Senior management teams are far from alone in this lack of awareness, however, Barsky notes in his second point. Despite information security’s recent exposure as a hot political topic, the public at large does not seem to be well-educated about the dangers we face even in our day-to-day lives.
Referencing last year’s presidential election, Barsky says, “I thought this might be a good time to raise public awareness about these issues, and I think we just blew a great opportunity to do so. Based on what I know, what I see, and what I’ve observed for a long time is there’s a tremendous lack of awareness amongst the American public, all of whom are nowadays users of technology, about the dangers lurking in cyberspace.”
While so much of the awareness that does exist focuses on dangers outside of the country, insider threats – social engineering, falsified backgrounds and stolen identities – are just as present, though often ignored, Barsky said about his third concern.

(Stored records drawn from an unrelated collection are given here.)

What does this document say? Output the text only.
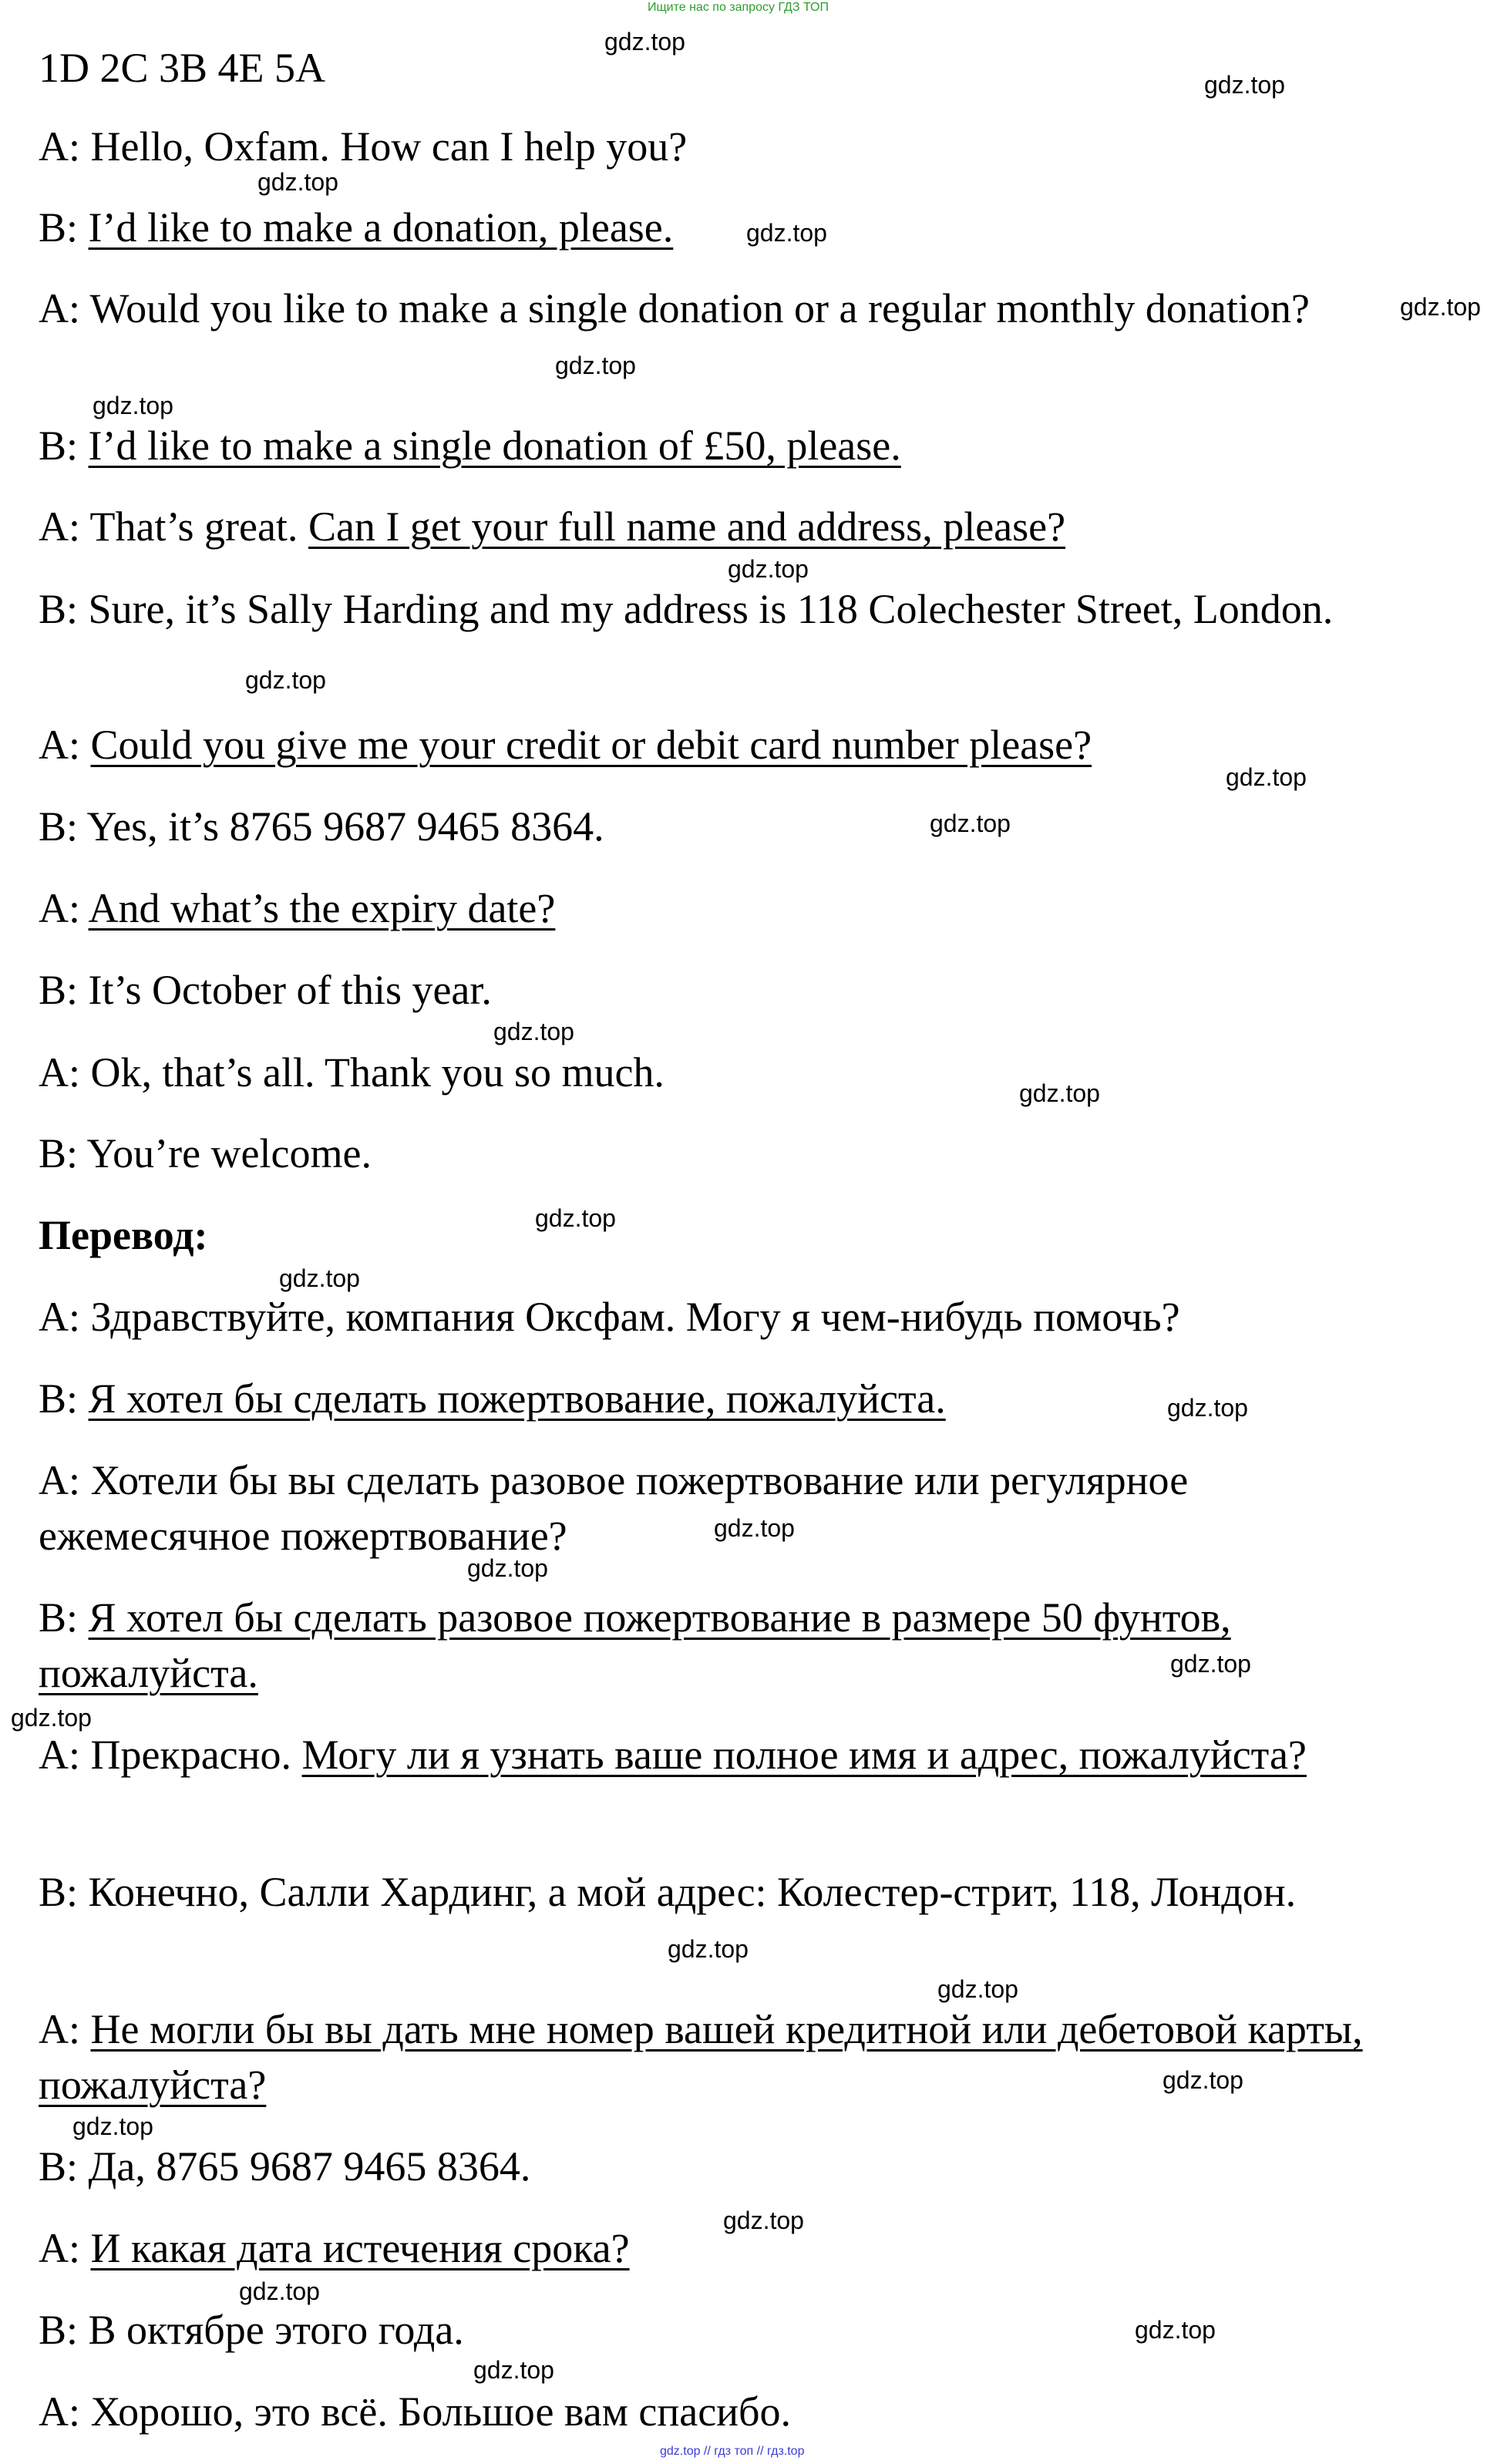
Ищите нас по запросу ГДЗ ТОП
1D 2C 3B 4E 5A
A: Hello, Oxfam. How can I help you?
B: I’d like to make a donation, please.
A: Would you like to make a single donation or a regular monthly donation?
B: I’d like to make a single donation of £50, please.
A: That’s great. Can I get your full name and address, please?
B: Sure, it’s Sally Harding and my address is 118 Colechester Street, London.
A: Could you give me your credit or debit card number please?
B: Yes, it’s 8765 9687 9465 8364.
A: And what’s the expiry date?
B: It’s October of this year.
A: Ok, that’s all. Thank you so much.
B: You’re welcome.
Перевод:
A: Здравствуйте, компания Оксфам. Могу я чем-нибудь помочь?
B: Я хотел бы сделать пожертвование, пожалуйста.
A: Хотели бы вы сделать разовое пожертвование или регулярное ежемесячное пожертвование?
B: Я хотел бы сделать разовое пожертвование в размере 50 фунтов, пожалуйста.
A: Прекрасно. Могу ли я узнать ваше полное имя и адрес, пожалуйста?
B: Конечно, Салли Хардинг, а мой адрес: Колестер-стрит, 118, Лондон.
A: Не могли бы вы дать мне номер вашей кредитной или дебетовой карты, пожалуйста?
B: Да, 8765 9687 9465 8364.
A: И какая дата истечения срока?
B: В октябре этого года.
A: Хорошо, это всё. Большое вам спасибо.
gdz.top
gdz.top
gdz.top
gdz.top
gdz.top
gdz.top
gdz.top
gdz.top
gdz.top
gdz.top
gdz.top
gdz.top
gdz.top
gdz.top
gdz.top
gdz.top
gdz.top
gdz.top
gdz.top
gdz.top
gdz.top
gdz.top
gdz.top
gdz.top
gdz.top
gdz.top
gdz.top
gdz.top
gdz.top // гдз топ // гдз.top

“If there’s a World War III that’s fought with nuclear weapons, nobody’s going to win. And I believe that if there’s a serious cyberwar that happens, I’m not sure anybody could win that one either,” he said.
Though the solutions to some of these problems are difficult, Barsky said, they are luckily not impossible. The first involves filling the gaps in awareness that seem to permeate society.
“We need to, as an information security community, find ways to band together and make this a priority, educating the American public, because this thing, this cyberwar – as most of the attendees know – is dangerous as hell,” he said.
And the second means reinforcing to senior management that information security is worth the time, money and interest, even if it might not seem so glamorous. This often requires a change in attitude.
“Communication is a two-way street. You’ve got to have somebody who can actually convey the message and somebody else who is willing to listen. And if your partner does not listen, then unfortunately, you can do all the communicating you can muster and it’s not getting anywhere,” Barsky said.
Once those conversations have been had, it’s up to the company, Barsky said, to rise to the challenge, going above and beyond industry or legislative standards to make certain that information security is being maintained.
“The government cannot issue rules that apply to a wide set of organizations and enterprises and believe that they’ve got every threat covered. It’s impossible,” he said. “If you just check the boxes, that’s good and well, but you’ve got to do more to deal with the specific issues that you know you have. And that takes some courage.”